Pfizer Inc. (PFE:US) is delaying a sale of its infant-nutrition business to give it more time to explore whether a tax-free spinoff will get more value for investors, said people with direct knowledge of the plans.
Pfizer may send sales documents to suitors in November at the earliest, two months later than potential buyers had anticipated, said the people, who declined to be identified as they aren’t authorized to speak on the matter. A sale may fetch as much as $10.5 billion and attract interest from companies including Danone (BN), Abbott Laboratories (ABT:US) and Nestle SA (NESN), people with knowledge of the process said in July.
The drugmaker, the world’s biggest, is concerned a sale may lead to an increased tax burden because it acquired the infant-nutrition unit less than three years ago, the people said.
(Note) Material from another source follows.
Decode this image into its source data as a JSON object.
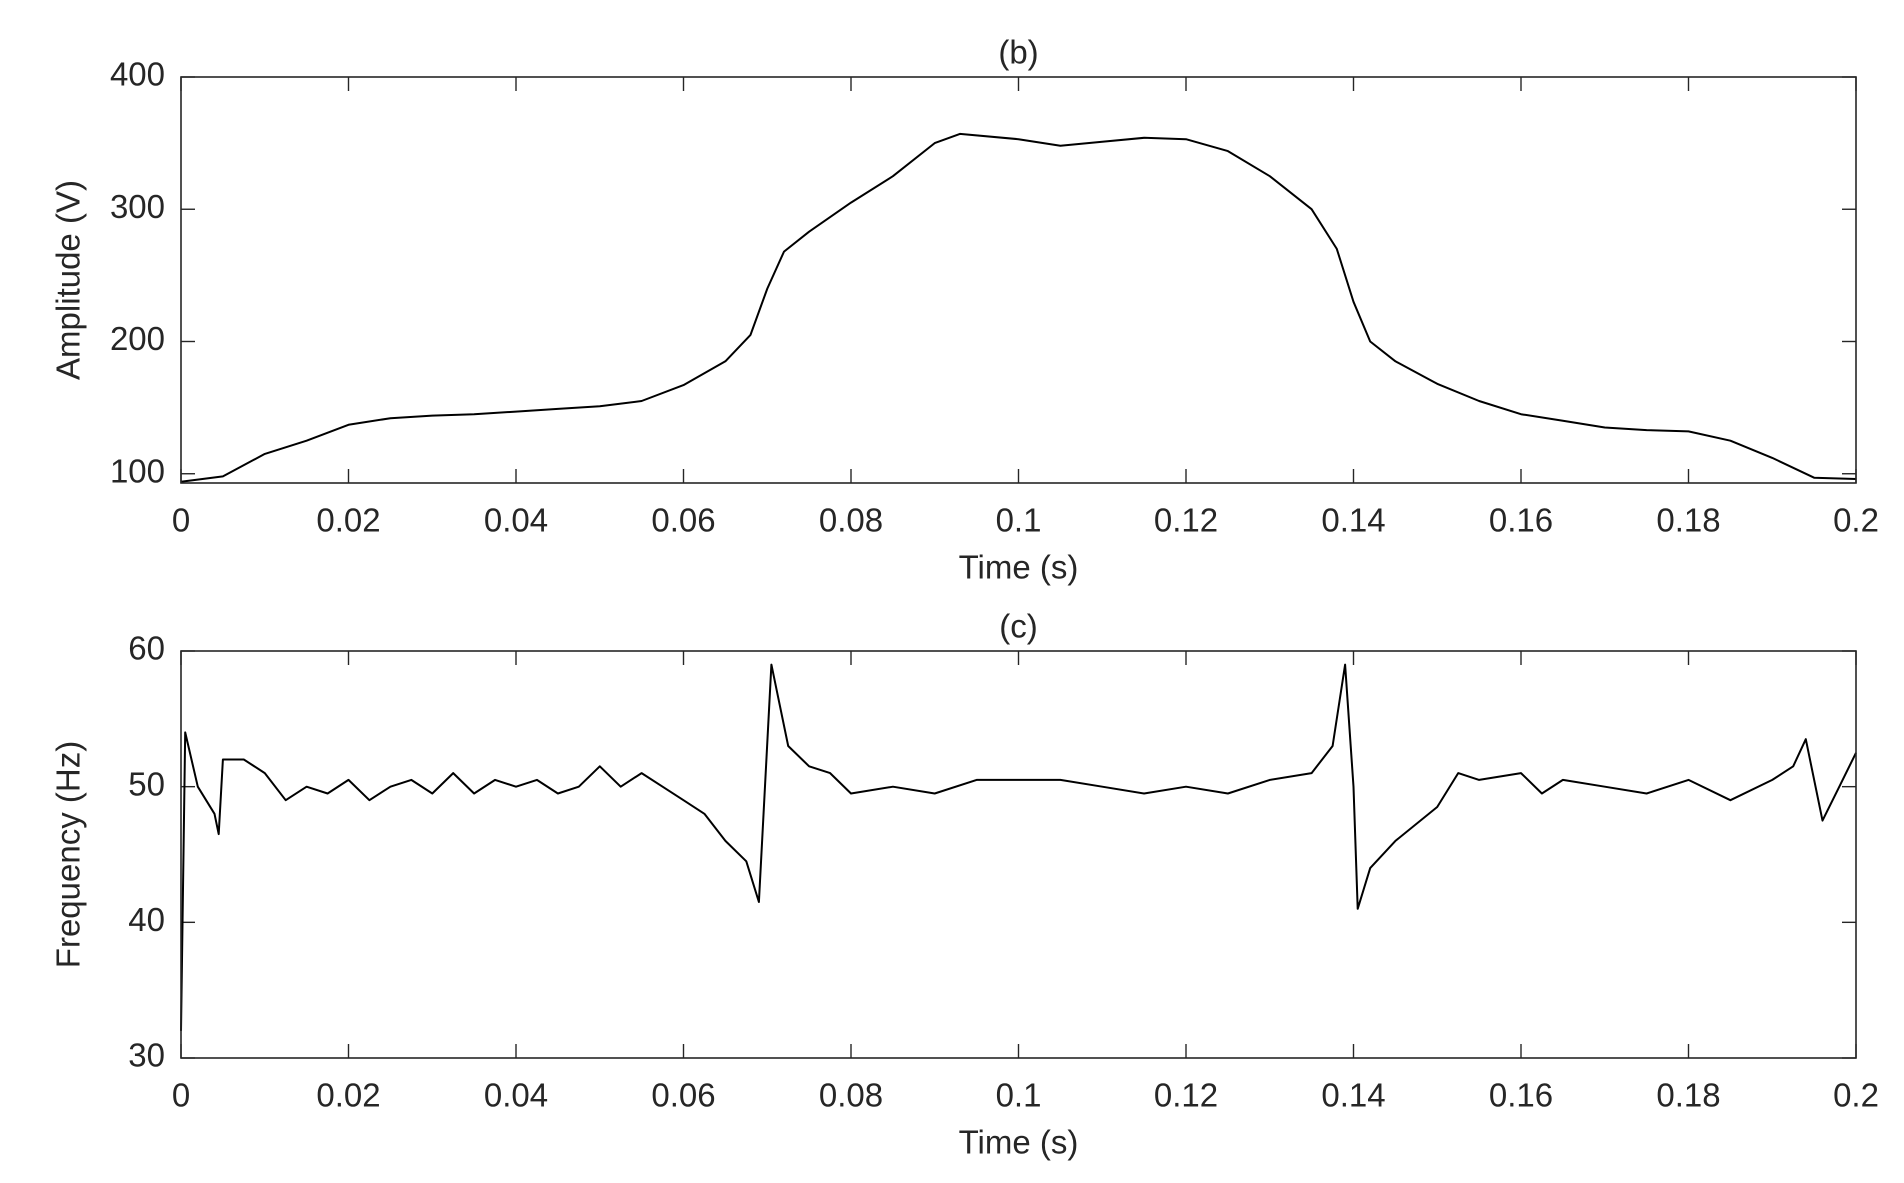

Pfizer may still opt to sell, they said. The company’s advisers are also still gathering information on the unit’s revenue and brands in Asia and other emerging markets, further slowing the process, said one of the people.
By starting an auction later, Pfizer may succeed in waiting out the turmoil now gripping equity and debt markets. Last month, companies raised the least amount of leveraged loans since 2008 amid the worsening European sovereign debt crisis and the first credit downgrade for the U.S.
“We continue to evaluate all structures, obviously with the goal of choosing the structures that will deliver the greatest after-tax value,” said Frank D’Amelio, Pfizer’s chief financial officer, at the Morgan Stanley Global Healthcare Conference in New York today. “From my perspective, we’re still doing the things we said we were going to do.”
D’Amelio was responding to a question from Morgan Stanley analyst David Risinger about today’s Bloomberg News article on the delay. D’Amelio said any transaction would be completed between July 2012 and July 2013, consistent with the timeline previously disclosed by the company.
Pfizer shares increased 8 cents to $18.41 at 4 p.m. in New York Stock Exchange composite trading. The shares have climbed 7.8 percent in the past 12 months.
Mead Johnson Nutrition Co. (MJN:US), a competitor of Pfizer’s in baby formula, was spun off by former parent Bristol-Myers Squibb Co. in 2009. The stock has almost tripled since its trading debut, giving the Glenview, Illinois-based company a market value of about $14.8 billion.
The Pfizer sale could be the largest of a vitamin or nutrition company in more than a decade, according to data compiled by Bloomberg. The biggest deal in that sector was Carlyle Group’s $3.8 billion acquisition of vitamin maker NBTY Inc. last year, the data show.
Pfizer disclosed plans to shed the business, as well as its animal-health division, more than two months ago. The New York-based drugmaker is receiving advice from Morgan Stanley and Centerview Partners on the infant-nutrition unit.
Pfizer gained the formula division through its $68 billion purchase of Wyeth in 2009. The unit, which reported $1.9 billion in sales last year, makes the SMA Gold line of products for infants and children and Enercal supplements for adults.